Hamilton writes about her childhood, which seemed idyllic until it came to a jarring halt. Her American father, a theatrical set designer and artist; her French mother, a former ballerina; and four siblings lived in a house formed out of the ruins of a burned-out mill in rural Pennsylvania. Hamilton thought her family was happy until the day her mother announced she was leaving.
At the time of the her parents’ split, her siblings were college-age or close to it, but Hamilton was only 11. She writes that she had the “tremendous timing to hit adolescence just as the family was disintegrating.” Her brothers and her sister moved on. Her mother moved to Vermont. Her father was largely absent.
This was a child forgotten, left to fend for herself with little or no guidance. Her parents’ neglect was unconscionable if not criminal. Hamilton did what she had to do to survive, including working in a variety of restaurants, shoplifting clothes and dabbling in drugs — by the time she was 13 years old.
While larceny and other criminal behavior did not become lifelong habits, cooking and working in kitchens did.
She graduated high school early and drifted in and out of college, but finally finished her bachelor’s degree. She never attended culinary school; she earned her chef credentials working as a freelancer in New York’s catering kitchens.
In search of personal fulfilment, she earned a master’s degree in fiction writing from the University of Michigan but returned to New York to open her restaurant, Prune.
While this is a memoir of a chef, Hamilton’s story is about her life experiences and her relationships with family — food being the thread that ties them all together.
Food is intimately related to her sense of self — the abundance of it and the scarcity of it — and her connection to people. This is a woman who has been homeless and starving, and who demonstrates in lyrical prose what it feels like to be alone and abandoned, and what it feels like to be cared for and comforted.

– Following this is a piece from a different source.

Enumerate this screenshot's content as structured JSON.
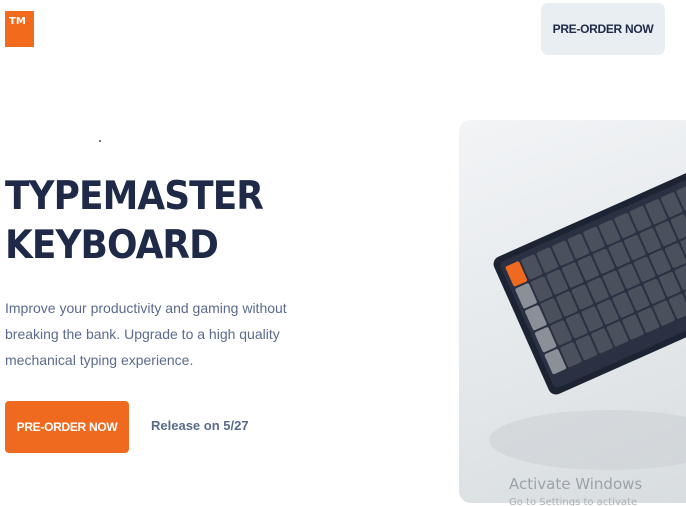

These are the influences that have formed her culinary point of view and what she wants to translate to her menu at Prune — to take “pivotal experiences with food — including hunger and worry — and translate those experiences into actual plates of food.”
Information in “Blood, Bones & Butter” is not dispensed like traditional menu courses — salad, entree, dessert. While the book starts in childhood, Hamilton then mixes it up, serving her vignettes in slightly random order and occasionally tossing the reader crumbs of autobiographical detail — her children are mentioned before their births are announced, living abroad is hinted at before the whole story emerge in a later chapter.
In the hands of a less capable writer, this could be a mess. But Hamilton manages to weave a complex narrative that keeps the reader engaged without being incoherent. Think of it as literary tapas: small servings dished out in an intriguing, if not linear, order.
She writes about her difficult marriage, her longing for a permanent connection to her husband’s Italian family and an attempt to reconnect with her estranged mother. It is refreshing to read a memoir that can subtly show the reader familial tension without casting anyone as a villain.
She devotes a brief chapter to being a woman in a male-dominated field. She writes that cooking, like any profession, should be about doing the best possible work and, while it can be extremely difficult for women to balance work and family life, the talent required to multi-task in the kitchen can create a more competent and confident parent.
Unlike many chefs-turned-writers who wax poetic about “slow food” and other popular movements, Hamilton takes a more pragmatic view. Locally grown produce is great when it can be found; it can also be very limited in selection and quality. Canned beans are a perfectly acceptable ingredient. Food shouldn’t be just a trend of the hipster culture, she reasons, it should be simpler than that. She wonders if we have forgotten “what it’s like to be a good eater and a good grower,” and she longs for “a time when we just grew it and cooked it and ate it and didn’t talk so much about it … when we didn’t crow all over town about our artisanal, local, organic.”
“Blood, Bones & Butter” will appeal to foodies, but it’s more of a satisfying a story of family and survival by a gifted writer than it is a journal of menus and gastronomical trends.